Stochastic Trajectory Optimization for Robotic Skill Acquisition From a Suboptimal Demonstration

TL;DR

This paper introduces a novel optimization-based approach for robotic skill learning from suboptimal demonstrations, combining trajectory similarity measures with performance metrics to improve dynamic task execution.

Contribution

It develops MSTOMP, a multi-policy stochastic trajectory optimization method, and introduces frequency domain denoising and MSES metric for enhanced robustness and efficiency.

Findings

MSTOMP outperforms existing methods in stability and performance.

Frequency domain denoising reduces jitter in demonstrations.
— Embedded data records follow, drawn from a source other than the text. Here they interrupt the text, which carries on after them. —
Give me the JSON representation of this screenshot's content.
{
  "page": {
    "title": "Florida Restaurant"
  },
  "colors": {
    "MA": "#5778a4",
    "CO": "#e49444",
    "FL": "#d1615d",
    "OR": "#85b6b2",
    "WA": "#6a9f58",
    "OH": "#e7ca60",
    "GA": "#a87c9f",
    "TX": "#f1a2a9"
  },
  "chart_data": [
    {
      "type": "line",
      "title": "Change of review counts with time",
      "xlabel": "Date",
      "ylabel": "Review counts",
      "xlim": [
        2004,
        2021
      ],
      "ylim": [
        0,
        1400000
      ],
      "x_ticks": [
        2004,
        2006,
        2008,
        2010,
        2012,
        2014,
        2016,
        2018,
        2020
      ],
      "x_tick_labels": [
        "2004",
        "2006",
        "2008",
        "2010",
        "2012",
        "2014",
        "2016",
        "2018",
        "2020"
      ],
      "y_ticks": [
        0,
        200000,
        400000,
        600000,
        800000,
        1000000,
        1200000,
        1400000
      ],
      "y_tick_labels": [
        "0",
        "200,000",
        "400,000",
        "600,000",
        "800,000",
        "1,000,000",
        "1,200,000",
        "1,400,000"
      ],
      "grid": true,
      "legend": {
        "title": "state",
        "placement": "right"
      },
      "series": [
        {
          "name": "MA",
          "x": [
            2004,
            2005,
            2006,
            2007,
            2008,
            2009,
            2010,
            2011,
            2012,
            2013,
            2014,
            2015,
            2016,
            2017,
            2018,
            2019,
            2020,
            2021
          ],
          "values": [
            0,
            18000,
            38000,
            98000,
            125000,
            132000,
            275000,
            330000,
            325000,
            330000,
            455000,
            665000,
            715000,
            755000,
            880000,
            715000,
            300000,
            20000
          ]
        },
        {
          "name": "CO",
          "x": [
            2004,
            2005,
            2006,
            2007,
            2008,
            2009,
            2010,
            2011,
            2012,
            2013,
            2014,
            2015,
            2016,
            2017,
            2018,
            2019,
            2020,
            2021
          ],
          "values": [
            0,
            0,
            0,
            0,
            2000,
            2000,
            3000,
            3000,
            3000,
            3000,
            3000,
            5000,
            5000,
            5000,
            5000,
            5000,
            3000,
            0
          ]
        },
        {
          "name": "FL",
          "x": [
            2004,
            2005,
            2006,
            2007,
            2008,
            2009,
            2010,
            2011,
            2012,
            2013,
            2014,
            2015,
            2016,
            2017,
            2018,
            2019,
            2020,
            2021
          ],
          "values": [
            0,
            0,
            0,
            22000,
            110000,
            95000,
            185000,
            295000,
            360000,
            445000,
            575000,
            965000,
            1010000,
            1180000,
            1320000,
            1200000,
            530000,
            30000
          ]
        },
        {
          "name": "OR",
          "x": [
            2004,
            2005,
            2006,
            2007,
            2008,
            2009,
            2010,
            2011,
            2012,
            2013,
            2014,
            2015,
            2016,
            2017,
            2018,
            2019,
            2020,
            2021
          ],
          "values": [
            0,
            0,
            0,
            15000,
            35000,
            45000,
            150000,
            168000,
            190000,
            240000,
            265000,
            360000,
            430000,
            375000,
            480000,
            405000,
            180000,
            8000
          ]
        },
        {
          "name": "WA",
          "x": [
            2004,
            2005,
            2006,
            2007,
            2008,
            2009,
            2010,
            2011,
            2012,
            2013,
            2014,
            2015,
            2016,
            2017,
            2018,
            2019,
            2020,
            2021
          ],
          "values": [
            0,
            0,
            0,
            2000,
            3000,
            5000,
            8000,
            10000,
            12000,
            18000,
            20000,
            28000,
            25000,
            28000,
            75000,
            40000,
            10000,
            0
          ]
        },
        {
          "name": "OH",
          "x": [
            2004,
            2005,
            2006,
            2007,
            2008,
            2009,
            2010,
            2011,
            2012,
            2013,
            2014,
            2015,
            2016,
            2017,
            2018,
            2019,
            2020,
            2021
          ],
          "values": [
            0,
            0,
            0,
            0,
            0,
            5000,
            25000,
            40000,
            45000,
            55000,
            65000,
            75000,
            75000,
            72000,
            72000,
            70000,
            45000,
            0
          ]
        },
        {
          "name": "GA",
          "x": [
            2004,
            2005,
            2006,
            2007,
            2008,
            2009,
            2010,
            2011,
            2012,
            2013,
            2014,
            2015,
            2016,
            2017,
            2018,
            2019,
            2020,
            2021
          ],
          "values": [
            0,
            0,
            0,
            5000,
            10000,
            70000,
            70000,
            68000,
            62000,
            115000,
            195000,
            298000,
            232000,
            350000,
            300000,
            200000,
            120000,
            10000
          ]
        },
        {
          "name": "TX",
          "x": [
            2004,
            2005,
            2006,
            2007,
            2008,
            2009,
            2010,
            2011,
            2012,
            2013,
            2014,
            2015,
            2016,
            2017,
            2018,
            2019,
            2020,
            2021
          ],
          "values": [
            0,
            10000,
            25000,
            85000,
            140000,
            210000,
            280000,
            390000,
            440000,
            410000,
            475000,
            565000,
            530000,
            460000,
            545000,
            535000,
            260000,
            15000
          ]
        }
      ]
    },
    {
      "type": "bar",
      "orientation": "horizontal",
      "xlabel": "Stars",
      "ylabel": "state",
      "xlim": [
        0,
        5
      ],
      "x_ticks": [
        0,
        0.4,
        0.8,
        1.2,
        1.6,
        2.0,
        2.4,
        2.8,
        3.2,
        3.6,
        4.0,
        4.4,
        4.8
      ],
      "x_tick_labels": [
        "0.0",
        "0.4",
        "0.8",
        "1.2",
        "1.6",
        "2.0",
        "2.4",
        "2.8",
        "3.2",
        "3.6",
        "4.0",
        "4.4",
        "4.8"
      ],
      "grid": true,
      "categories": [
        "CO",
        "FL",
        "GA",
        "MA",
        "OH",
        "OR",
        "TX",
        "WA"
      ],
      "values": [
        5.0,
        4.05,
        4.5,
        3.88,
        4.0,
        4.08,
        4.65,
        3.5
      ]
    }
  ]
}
The approach is validated in simulation and real-world experiments.

Abstract

Learning from Demonstration (LfD) has emerged as a crucial method for robots to acquire new skills. However, when given suboptimal task trajectory demonstrations with shape characteristics reflecting human preferences but subpar dynamic attributes such as slow motion, robots not only need to mimic the behaviors but also optimize the dynamic performance. In this work, we leverage optimization-based methods to search for a superior-performing trajectory whose shape is similar to that of the demonstrated trajectory. Specifically, we use Dynamic Time Warping (DTW) to quantify the difference between two trajectories and combine it with additional performance metrics, such as collision cost, to construct the cost function. Moreover, we develop a multi-policy version of the Stochastic Trajectory Optimization for Motion Planning (STOMP), called MSTOMP, which is more stable and robust to parameter changes. To deal with the jitter in the demonstrated trajectory, we further utilize the gain-controlling method in the frequency domain to denoise the demonstration and propose a computationally more efficient metric, called Mean Square Error in the Spectrum (MSES), that measures the trajectories' differences in the frequency domain. We also theoretically highlight the connections between the time domain and the frequency domain methods. Finally, we verify our method in both simulation experiments and real-world experiments, showcasing its improved optimization performance and stability compared to existing methods.